Selon l’art. 92 LAA, les assureurs fixent les primes en pour-mille du gain assuré (al. 1, 1e phrase). En vue de la fixation des primes pour l’assurance des accidents professionnels, les entreprises sont classées dans l’une des classes du tarif des primes et, à l’intérieur de ces classes, dans l’un des degrés prévus ; le classement tient compte de la nature des entreprises et de leurs conditions propres, notamment du risque d’accidents et de l’état des mesures de prévention ; les travailleurs d’une entreprise peuvent être classés par groupe, dans des classes et degrés différents (al. 2).

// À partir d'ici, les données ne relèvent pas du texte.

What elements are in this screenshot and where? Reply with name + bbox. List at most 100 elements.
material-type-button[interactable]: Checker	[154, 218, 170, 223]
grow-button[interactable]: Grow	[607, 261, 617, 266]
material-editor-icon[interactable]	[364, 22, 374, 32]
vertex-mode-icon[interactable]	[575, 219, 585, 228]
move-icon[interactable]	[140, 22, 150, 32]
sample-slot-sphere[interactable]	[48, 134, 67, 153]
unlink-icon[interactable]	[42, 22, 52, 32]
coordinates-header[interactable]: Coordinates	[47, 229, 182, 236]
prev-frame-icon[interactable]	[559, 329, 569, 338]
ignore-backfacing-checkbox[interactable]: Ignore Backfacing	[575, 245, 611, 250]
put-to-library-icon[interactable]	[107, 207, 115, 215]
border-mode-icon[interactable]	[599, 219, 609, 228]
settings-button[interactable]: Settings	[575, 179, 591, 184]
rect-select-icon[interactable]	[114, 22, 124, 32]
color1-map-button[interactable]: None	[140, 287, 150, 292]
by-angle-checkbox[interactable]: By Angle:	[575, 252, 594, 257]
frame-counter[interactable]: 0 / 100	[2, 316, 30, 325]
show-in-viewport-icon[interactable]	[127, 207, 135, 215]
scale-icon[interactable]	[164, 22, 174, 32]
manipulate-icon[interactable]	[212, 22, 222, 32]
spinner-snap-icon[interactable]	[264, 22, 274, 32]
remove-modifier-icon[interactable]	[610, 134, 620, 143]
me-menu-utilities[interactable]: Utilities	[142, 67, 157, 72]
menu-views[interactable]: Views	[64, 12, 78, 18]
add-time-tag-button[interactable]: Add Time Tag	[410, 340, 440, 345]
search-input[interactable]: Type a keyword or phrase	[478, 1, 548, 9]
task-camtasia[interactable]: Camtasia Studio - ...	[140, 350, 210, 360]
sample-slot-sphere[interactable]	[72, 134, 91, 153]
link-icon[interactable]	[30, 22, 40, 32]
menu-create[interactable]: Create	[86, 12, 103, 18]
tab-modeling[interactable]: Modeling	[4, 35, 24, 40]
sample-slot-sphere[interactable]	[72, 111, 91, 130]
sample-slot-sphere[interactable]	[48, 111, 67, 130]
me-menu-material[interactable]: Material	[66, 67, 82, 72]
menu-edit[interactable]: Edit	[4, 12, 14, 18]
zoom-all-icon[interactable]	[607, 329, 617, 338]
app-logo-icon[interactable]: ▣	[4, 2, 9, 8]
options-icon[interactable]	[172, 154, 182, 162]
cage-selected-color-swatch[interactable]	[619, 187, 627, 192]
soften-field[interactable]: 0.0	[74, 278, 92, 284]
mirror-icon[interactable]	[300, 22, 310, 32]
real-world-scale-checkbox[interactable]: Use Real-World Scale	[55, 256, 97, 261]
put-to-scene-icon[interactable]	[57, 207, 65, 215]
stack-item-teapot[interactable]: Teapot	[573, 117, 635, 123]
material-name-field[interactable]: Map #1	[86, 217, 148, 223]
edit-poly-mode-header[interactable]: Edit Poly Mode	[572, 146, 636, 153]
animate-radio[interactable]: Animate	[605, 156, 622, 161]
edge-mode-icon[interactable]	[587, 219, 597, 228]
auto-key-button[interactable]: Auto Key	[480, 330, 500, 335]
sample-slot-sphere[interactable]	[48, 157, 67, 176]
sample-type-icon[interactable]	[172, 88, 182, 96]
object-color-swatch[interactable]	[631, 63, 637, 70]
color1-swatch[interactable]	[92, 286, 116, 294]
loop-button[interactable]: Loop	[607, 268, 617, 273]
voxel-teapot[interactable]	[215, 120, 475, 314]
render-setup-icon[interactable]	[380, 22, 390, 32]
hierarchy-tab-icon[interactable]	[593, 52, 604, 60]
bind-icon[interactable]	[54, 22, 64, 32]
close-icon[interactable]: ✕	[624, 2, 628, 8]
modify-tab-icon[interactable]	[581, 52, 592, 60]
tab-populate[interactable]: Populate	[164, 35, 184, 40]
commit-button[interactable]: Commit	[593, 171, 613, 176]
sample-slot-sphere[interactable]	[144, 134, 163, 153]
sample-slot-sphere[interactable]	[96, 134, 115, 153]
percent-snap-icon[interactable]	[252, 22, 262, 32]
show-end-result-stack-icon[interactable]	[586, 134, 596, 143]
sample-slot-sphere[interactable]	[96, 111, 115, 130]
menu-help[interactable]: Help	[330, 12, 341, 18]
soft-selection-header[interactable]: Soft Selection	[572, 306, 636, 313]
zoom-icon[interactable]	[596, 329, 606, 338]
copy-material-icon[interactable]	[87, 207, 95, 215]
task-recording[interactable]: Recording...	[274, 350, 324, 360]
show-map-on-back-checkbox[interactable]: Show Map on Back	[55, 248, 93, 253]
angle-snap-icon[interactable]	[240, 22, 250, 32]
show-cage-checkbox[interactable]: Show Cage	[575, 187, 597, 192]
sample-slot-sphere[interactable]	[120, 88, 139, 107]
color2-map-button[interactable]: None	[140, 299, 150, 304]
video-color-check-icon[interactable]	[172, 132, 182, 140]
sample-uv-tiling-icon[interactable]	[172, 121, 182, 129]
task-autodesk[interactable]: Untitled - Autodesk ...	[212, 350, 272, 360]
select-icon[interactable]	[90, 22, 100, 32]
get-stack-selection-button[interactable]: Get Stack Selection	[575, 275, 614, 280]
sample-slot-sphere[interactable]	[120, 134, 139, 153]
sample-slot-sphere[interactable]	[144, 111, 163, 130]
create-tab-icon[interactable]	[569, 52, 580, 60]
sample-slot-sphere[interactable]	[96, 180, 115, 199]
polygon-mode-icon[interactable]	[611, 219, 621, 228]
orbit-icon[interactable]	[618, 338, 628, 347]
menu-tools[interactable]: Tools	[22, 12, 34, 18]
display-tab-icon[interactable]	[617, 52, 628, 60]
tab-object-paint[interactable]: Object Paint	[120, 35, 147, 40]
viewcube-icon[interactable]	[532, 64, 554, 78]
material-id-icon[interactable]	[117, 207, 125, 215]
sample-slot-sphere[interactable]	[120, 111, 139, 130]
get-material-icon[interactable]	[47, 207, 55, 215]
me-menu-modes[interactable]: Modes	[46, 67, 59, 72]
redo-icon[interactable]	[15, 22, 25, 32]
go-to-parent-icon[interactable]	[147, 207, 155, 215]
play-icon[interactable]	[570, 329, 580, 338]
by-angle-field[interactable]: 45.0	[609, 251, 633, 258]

Le changement de genre de l’entreprise et la modification de ses conditions propres doivent être annoncés dans les quatorze jours à l’assureur compétent ; si les changements sont importants, l’assureur peut modifier le classement de l’entreprise dans les classes et degrés du tarif des primes, le cas échéant avec effet rétroactif (al. 4). En vertu de l’art. 124 let. d OLAA, le classement initial d’une entreprise dans les classes et degrés du tarif des primes, de même que la modification de ce classement, doit faire l’objet d’une décision communiquée par écrit par l’assureur.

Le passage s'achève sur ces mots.